13 and 14 were great chapters. Can't wait for the next ones


----------



## Kira U. Masaki (Oct 28, 2008)

i think this is a manga that should get an anime, i like it, though i do feel kinda sorry for the eldest sister


----------



## Demon_Soichiro (Apr 23, 2009)

funny manga  and good echhi anime , my fav hot girls are, Ayame ,Angela ,Lucifer and Ibuki!


----------



## ZiBi21 (Jul 5, 2009)

does anyone know where I could find raws of ch37+ (or whole vol10 if it was released).... since April and ch36 when it was released nothing appeared since then.... and now its like 3rd month started without Ashita no yoichi manga raws >__>


----------



## Kira Yamato (Jul 22, 2009)

Chapter 24 scantlation is finally out xDD


----------



## Demon_Soichiro (Jul 22, 2009)

it was about time ffs


----------



## Nightwish (Jul 22, 2009)

Kira Yamato said:


> Chapter 24 scantlation is finally out xDD



It been awhile. good stuff


----------



## Suzuku (Jul 22, 2009)

Now only about 14 more chapters until we're finally caught up. 

Well, w/e at least we got a chapter.


----------



## Demon_Soichiro (Jul 23, 2009)

1 chap in 5 months


----------



## Kira Yamato (Jul 23, 2009)

It was a decent chapter. I figured she had to go home at some point to face her problems rather than continue running away.


----------



## Suzuku (Jul 26, 2009)

What magazine is Ashita no Yoichi published in? It's the first one that I've seen allow a woman's vagina to be graphically shown.


----------



## Nightwish (Jul 26, 2009)

Suzuku said:


> What magazine is Ashita no Yoichi published in? It's the first one that I've seen allow a woman's vagina to be graphically shown.

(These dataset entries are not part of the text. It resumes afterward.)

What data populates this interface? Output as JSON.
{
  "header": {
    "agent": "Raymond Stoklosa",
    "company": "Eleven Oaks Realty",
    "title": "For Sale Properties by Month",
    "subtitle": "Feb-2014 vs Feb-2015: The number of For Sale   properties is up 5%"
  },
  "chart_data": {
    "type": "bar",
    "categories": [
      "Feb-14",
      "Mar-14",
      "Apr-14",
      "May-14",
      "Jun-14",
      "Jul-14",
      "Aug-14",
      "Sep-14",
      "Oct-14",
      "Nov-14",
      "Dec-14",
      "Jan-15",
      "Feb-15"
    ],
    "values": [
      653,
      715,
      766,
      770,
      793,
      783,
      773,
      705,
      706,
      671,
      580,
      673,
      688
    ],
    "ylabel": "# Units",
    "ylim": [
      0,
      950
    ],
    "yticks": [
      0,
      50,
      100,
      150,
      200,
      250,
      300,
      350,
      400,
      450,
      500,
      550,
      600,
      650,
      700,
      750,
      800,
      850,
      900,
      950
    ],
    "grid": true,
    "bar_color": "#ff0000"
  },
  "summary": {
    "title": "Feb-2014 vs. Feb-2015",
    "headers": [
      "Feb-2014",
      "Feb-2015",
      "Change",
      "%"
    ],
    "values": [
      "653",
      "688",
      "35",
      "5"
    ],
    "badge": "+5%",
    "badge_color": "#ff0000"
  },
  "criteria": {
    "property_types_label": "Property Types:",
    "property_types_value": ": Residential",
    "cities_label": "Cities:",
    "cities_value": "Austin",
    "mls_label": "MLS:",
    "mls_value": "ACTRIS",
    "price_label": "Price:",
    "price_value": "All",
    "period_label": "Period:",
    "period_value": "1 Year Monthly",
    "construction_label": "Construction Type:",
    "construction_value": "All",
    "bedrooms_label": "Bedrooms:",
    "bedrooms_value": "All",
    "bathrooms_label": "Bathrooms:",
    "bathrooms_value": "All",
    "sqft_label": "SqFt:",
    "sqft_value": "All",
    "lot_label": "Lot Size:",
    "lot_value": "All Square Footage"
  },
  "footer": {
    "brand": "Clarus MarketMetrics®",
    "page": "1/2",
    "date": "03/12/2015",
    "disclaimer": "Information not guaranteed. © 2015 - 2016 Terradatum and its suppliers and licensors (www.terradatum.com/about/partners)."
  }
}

Monthly Shounen Champion (Akita Shoten)


----------



## Kira Yamato (Sep 4, 2010)

Scan for ch.34 out now.


----------



## Indignant Guile (Sep 4, 2010)

Wow the last 10 pages of chap 33 are incredibly cookie-cutter.


----------



## Suzuku (Sep 4, 2010)

OMG I forgot about this. Catch up taimu.


----------



## Haohmaru (Sep 4, 2010)

Suzuku said:


> What magazine is Ashita no Yoichi published in? It's the first one that I've seen allow a woman's vagina to be graphically shown.


GTFO when did this happen? There's no way this should be that graphic. They don't even show boobs let alone vagina's.


----------



## Kira Yamato (Oct 1, 2010)

Scan for ch.34.5 is out. Well, at least we're starting to get releases out on a more frequent basis.


----------



## Speedy Jag. (Feb 26, 2012)

Just finished but disappointed with fight scenes and the ending in general. So many loose ends where left it was untrue. However much the comedy and ecchi compensated, it soon grew tiresome with little new material to use. Regardless of the idealistic male protagonist, not even leaving a hint of a relationship with the many female admirers including the main heroine alongside him, is pretty unforgivable and make it seems the writer was trolling us for no good reason.

After a promising start, it gradually got too muddled without extending the story enough which gave the ending a rather abrupt and unsatisfying one.

Average harem ecchi manga I'll probably won't read again.


----------